Deciding to manage the property using a biodynamic regime offers Usher the chance to do something unique and challenging with his wines, and, for Michael, it’s the chance to really get involved with biodynamic winegrowing, from the ground up, as it were.
“This has been my dream to do something like this for four years now,” says Michael, “and when I met Usher, he had the resources and open mindedness to want to have a crack, if nothing else.”
“To me, it’s not just about biodynamics,” says Usher, “it’s about doing new and positive things that are challenging and interesting… The wine’s are going to be pretty unique from this site,” he continues, “and we want to make a wine in that traditional Hunter style… it’s going to take a lot of work, but that’s what happens when you’re trying to make something that no one else can.”
“Usher’s support, which is rare to find these days, makes it more exciting to do something special and unique in the Hunter,” says Michael, “and I hope this will inspire more people to do it.”
Ultimately, it’s about making, or rather growing, a great wine. Michael believes that any notions of greatness and it’s links to expressing terroir cannot happen if you’re spraying synthetic chemicals on you’re vineyard.
“I think it’s hard to believe in the concept of terroir if you’re spraying with herbicides and using synthetic nitrogen and other chemicals,” says Michael.
“The focus is to make a great wine and we think we can do that here from this site because of the way we’re managing it,” says Usher. “The wine comes from the vineyard, so the vineyard has to be the best that it can be.”
It will be at least 5 years before Usher and Michael can make wine from this new biodynamic vineyard in the Hunter Valley. The plan is to plant a little over 2000 vines this year, and follow it up with another lot next year. If all goes well, Usher may consider the prospect of expanding the biodynamic regime out over the rest of the property in the coming years. It’s a risk that takes an enormous amount of foresight, attention and observation, not to mention money, to successfully accomplish, but the rewards are certainly there.

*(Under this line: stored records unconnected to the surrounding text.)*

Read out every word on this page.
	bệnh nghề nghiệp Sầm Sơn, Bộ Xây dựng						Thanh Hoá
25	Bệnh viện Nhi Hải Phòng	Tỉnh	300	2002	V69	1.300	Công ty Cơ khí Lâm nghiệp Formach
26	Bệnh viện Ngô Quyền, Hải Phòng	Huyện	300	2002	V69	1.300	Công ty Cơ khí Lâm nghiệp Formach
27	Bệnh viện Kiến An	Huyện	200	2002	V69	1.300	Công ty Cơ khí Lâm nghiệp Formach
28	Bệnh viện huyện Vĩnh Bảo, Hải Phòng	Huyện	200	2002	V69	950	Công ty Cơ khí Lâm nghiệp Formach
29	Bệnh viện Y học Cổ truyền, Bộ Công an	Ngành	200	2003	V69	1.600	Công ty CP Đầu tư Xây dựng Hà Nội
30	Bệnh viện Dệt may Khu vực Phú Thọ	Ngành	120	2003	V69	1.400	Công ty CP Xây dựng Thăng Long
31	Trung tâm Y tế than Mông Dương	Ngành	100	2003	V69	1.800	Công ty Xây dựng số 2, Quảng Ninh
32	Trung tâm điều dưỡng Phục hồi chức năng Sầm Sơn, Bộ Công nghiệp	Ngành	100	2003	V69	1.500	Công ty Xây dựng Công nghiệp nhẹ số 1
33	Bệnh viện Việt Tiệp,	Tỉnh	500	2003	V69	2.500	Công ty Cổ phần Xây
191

“I think, as a region, we’ve been very slow to pick up organics and biodynamics,” says Usher, “there’s a few people pioneering it and they seem to be doing OK with it… We’re going to give it a shot, and if it doesn’t work, at least we can say we gave it a good go.”
It’s not just the biodynamic preparations that are being broadcast out over that hillside vineyard in the Hunter, to give the shiraz roots their best chance to grow. There’s an awful lot of optimism and enthusiasm being spread out too, and as James Millton, the godfather of biodynamic viticulture in the southern hemisphere says, “enthusiasm is the greatest fertiliser.”
D// – The Wine Idealist
Vanguardist, HVB (Hunter Valley Blanc), Hunter Valley, 2014 :: 100% semillon from Tinklers Poppy Block vineyard, 80% whole bunch, wild ferment (pied de cuvee), on skins for 30 days, no adds (SO2 110ppm), un-fined and un-filtered. Not organic/biodynamic.
A pastoral scene. Pale gold hay being baled up on a misty morning in the Hunter Valley. Brittle cheddar, lemon, dusted floral and fresh early morning perfumes. Curved textures. Strange for a sem so young. Refreshing and gently sweet, melon, ripe pineapple and sparked acids linger, salivate, and skulk behind embedded flash phenolics and avant originality. Curious, delicious… something good’s about to happen.